Key prod (optional, default = 1):

str/int/float: if it is a string then it is used as a key for stock_vars, if it is a number that number is used as the prod value

Key na_prod (optional, default = []):

list: position to add new axis

Key weights (optional, default = None):

str: weights to be used in arith (typically a lp variable e.g. numbers). Only required when arith>0

Key na_weights (optional, default = []):

list: position to add new axis

Key den_weights (optional, default = 1):

str: key to variable used to weight the denominator in the weighted average (required p6 reporting)

Key na_denweights (optional, default = []):

list: position to add new axis

Key prod_weights (optional, default = 1):

str: keys to r_vals referencing array used to weight production.

Key na_prodweights (optional, default = []):

list: position to add new axis

Key axis_slice (optional, default = {}):

dict: keys (int) is the axis. value (list) is the start, stop and step of the slice

Returns:

summary of a numpy array in a pandas table.

AfoLogic.ReportFunctions.f_summary(lp_vars, r_vals, trial)

Returns a simple 1 row summary of the trial (season results are averaged)

AfoLogic.ReportFunctions.f_var_reshape(lp_vars, r_vals)

Reshapes variables and creates a qsz weighted version.

This function gets called once per trial at the start of the reporting process (doesnt get called for each report). The resulting dictionary is stored as a global variable so it can be access by all reports.

Use the base version when z is being reported. Use the qsz weighted version when z is being averaged (i.e. not reported).

Returns a dictionary with params.

AfoLogic.ReportFunctions.f_vars2df(lp_vars, var_key, maskz8=None, z_pos=-1)

converts lp_vars to pandas series. :param lp_vars: dict of variables. :param var_key: string - name of variable to convert to series. :param maskz8: z8 mask. Must be broadcastable to lp_vars once lp_vars if numpy :param z_pos: position (level) of z axis

Returns:

series with season as index level 0

AfoLogic.ReportFunctions.f_vars2np(lp_vars, var_key, shape, maskz8=None, z_pos=-1)

Converts lp_vars to numpy.

Parameters:
  • lp_vars – dict of lp variables

  • var_key – string - name of variable to convert to numpy

  • shape – shape of desired numpy array

  • maskz8 – z8 mask.
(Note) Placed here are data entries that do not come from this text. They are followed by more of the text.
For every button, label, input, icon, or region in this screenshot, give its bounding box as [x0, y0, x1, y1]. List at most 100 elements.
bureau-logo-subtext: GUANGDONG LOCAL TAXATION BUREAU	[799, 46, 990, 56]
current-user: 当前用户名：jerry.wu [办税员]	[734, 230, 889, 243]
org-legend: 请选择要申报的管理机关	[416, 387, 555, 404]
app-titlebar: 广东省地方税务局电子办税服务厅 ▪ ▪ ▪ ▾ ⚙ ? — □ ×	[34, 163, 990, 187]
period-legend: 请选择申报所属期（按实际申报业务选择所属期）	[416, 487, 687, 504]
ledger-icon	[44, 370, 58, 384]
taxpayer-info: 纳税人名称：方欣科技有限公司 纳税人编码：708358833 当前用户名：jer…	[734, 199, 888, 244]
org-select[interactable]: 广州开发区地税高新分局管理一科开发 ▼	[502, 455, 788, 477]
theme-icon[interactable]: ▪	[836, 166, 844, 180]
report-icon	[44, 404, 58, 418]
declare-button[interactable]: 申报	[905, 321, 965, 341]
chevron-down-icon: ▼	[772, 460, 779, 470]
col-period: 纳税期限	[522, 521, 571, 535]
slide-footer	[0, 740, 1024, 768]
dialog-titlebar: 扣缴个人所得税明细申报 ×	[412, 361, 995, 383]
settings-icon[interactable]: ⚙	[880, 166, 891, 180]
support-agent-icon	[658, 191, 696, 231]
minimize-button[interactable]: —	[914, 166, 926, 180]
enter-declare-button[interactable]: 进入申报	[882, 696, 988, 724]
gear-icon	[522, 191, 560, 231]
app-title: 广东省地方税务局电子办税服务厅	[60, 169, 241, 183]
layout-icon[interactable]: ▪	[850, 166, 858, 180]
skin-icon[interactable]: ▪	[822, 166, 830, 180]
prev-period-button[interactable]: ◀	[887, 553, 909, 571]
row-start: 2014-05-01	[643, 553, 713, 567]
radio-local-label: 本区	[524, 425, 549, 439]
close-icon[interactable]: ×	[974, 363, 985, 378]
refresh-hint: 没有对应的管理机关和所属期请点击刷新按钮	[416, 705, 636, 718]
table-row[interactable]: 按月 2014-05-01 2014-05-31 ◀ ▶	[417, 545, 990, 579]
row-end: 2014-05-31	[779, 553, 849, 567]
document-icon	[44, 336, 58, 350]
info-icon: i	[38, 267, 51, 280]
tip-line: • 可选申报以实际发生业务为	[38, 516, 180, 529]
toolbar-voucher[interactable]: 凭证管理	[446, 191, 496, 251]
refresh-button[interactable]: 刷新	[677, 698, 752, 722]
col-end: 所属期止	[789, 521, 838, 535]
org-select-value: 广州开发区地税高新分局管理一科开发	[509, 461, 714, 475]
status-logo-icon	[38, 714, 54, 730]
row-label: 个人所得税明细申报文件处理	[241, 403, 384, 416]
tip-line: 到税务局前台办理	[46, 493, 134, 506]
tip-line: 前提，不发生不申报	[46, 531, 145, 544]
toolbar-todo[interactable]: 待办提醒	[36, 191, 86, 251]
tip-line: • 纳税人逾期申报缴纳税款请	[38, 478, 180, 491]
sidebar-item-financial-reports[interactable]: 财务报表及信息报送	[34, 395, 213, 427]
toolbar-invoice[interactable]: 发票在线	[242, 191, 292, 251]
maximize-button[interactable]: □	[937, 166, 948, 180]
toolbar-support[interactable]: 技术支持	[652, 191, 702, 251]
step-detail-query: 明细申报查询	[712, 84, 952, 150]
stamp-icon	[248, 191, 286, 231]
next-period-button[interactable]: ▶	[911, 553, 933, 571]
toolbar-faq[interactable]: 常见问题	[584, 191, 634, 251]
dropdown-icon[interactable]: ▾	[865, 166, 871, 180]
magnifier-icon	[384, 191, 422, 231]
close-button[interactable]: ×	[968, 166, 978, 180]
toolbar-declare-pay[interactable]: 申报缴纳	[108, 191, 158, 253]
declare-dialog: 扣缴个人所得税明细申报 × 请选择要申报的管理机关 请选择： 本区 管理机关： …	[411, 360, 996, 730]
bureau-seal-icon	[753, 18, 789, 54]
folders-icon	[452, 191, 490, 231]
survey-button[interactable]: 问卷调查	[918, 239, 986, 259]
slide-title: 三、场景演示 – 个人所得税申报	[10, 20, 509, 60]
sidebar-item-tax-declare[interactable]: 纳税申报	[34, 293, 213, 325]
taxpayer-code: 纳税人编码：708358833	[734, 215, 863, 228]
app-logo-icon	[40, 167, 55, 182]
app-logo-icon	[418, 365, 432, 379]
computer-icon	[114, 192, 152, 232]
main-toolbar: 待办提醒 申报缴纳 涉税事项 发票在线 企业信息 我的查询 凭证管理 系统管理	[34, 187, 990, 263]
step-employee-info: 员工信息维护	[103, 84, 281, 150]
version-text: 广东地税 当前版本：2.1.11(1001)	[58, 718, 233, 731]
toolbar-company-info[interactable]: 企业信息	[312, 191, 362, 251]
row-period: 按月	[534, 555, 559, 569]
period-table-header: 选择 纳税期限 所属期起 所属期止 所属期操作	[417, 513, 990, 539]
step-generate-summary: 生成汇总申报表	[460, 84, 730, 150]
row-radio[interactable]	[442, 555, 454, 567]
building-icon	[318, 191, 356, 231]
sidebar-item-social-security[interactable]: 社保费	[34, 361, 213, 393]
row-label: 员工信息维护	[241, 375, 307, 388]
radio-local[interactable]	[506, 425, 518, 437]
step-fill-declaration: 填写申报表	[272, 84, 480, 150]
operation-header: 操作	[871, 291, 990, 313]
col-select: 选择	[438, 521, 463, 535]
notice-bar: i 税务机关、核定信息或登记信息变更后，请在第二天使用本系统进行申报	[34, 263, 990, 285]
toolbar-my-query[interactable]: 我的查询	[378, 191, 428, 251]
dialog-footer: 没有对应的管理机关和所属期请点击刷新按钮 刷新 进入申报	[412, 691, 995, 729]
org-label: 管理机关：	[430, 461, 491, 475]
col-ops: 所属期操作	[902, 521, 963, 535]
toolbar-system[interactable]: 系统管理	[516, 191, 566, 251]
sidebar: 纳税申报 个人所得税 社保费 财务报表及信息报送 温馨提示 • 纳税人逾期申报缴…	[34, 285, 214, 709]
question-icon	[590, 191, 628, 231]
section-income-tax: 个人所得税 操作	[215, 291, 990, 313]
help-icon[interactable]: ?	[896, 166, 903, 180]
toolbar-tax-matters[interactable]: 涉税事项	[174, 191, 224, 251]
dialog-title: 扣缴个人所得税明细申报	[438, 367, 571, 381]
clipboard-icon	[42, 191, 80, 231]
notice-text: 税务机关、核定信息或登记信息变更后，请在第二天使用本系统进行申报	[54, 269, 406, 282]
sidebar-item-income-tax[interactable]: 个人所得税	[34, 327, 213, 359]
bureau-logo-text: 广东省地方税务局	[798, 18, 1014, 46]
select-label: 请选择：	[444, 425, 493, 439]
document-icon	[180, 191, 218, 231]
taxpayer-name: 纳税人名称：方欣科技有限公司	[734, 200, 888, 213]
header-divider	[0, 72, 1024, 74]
Must be broadcastable to lp_vars

  • z_pos – position of z axis

Returns:

numpy array with un-clustered season axis.

AfoLogic.ReportFunctions.f_wc_summary(lp_vars, r_vals)
AfoLogic.ReportFunctions.f_xy_graph(data)

Generic x-y line graphing function.

Parameters:

data – df with data to plot. First col contains x values and second col contains y values

Returns:

x-y plot

AfoLogic.ReportFunctions.load_pkl(trial_name)

load in lp_vars and r_vals output file.